如果要运行代码,则需要 Python 2.7、pygame、PyOpenGL 和 numpy。在 Ubuntu 上,我安装的软件包是 python-numpy、python-opengl 和 python-pygame。
我已经在 64 位 Ubuntu 上的 NVIDIA 驱动程序版本 310 和 313 上进行了尝试,并得到了相同的结果。我的硬件(如 lspci 所示)是“NVIDIA Corporation G98M [GeForce 9300M GS]”。
我不确定现在要检查什么。我想我已经正确上传了顶点数据,因为它至少在某些时候正确渲染,而且我只在开始时上传一次。

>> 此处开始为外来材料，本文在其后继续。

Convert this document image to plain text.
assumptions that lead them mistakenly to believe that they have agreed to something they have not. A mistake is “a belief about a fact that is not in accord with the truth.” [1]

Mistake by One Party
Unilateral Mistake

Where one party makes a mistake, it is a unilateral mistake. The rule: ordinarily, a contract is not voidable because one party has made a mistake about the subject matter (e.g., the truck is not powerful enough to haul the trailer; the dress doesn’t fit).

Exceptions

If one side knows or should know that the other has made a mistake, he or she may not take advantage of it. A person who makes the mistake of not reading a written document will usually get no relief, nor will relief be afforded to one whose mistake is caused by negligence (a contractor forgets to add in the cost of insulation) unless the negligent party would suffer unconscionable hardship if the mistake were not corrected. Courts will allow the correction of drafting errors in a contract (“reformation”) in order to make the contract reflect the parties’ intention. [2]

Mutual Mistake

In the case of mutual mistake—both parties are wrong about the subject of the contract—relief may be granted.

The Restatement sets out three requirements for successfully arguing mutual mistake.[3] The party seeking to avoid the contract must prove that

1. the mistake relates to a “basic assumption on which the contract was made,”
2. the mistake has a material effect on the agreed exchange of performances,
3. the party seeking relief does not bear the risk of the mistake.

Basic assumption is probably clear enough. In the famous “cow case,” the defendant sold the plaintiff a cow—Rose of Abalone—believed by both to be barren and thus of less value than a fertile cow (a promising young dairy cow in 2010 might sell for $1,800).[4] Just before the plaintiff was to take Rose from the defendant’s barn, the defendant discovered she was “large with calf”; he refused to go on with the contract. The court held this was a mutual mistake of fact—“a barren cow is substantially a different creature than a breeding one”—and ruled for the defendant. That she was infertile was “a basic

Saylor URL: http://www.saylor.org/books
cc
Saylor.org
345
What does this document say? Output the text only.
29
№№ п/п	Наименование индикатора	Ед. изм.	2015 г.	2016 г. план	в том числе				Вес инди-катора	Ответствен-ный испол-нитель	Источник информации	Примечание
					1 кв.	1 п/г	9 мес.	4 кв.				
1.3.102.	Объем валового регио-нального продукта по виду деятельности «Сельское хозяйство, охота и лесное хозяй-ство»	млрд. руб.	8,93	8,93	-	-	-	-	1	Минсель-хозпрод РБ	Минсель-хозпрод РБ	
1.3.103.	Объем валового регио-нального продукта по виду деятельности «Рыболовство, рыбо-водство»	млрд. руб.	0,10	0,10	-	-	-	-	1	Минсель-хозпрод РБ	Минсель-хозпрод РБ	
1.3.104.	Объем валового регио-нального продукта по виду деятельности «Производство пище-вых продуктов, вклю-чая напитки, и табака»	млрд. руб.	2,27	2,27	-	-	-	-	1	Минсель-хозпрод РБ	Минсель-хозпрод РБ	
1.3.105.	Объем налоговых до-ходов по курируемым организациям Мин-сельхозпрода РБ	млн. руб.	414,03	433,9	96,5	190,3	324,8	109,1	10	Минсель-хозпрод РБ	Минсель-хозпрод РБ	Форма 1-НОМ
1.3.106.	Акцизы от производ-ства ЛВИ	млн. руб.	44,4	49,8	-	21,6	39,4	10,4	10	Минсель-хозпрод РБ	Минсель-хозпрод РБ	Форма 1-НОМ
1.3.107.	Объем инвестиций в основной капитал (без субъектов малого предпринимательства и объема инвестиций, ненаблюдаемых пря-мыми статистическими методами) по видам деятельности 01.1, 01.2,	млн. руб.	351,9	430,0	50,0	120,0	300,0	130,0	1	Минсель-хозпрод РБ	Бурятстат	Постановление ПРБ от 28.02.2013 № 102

但是我每一帧都做的太少了,以至于我不认为我在那里做错了什么。着色器编译器没有发出警告。接下来我应该尝试什么?有可能是驱动程序错误吗?我怎么知道是不是?
* - 除了用于捕获屏幕截图的代码,但可以禁用它并且故障仍然会发生。
我尝试过的事情:
- 将 EndPrimitive() 添加到几何着色器的末尾。没有不同。
- 重新排列顶点数组中的字段。没有不同。
- 在着色器中分配不同位置的属性。如果我将位置放在位置 2,则故障将影响位置的 y 元素。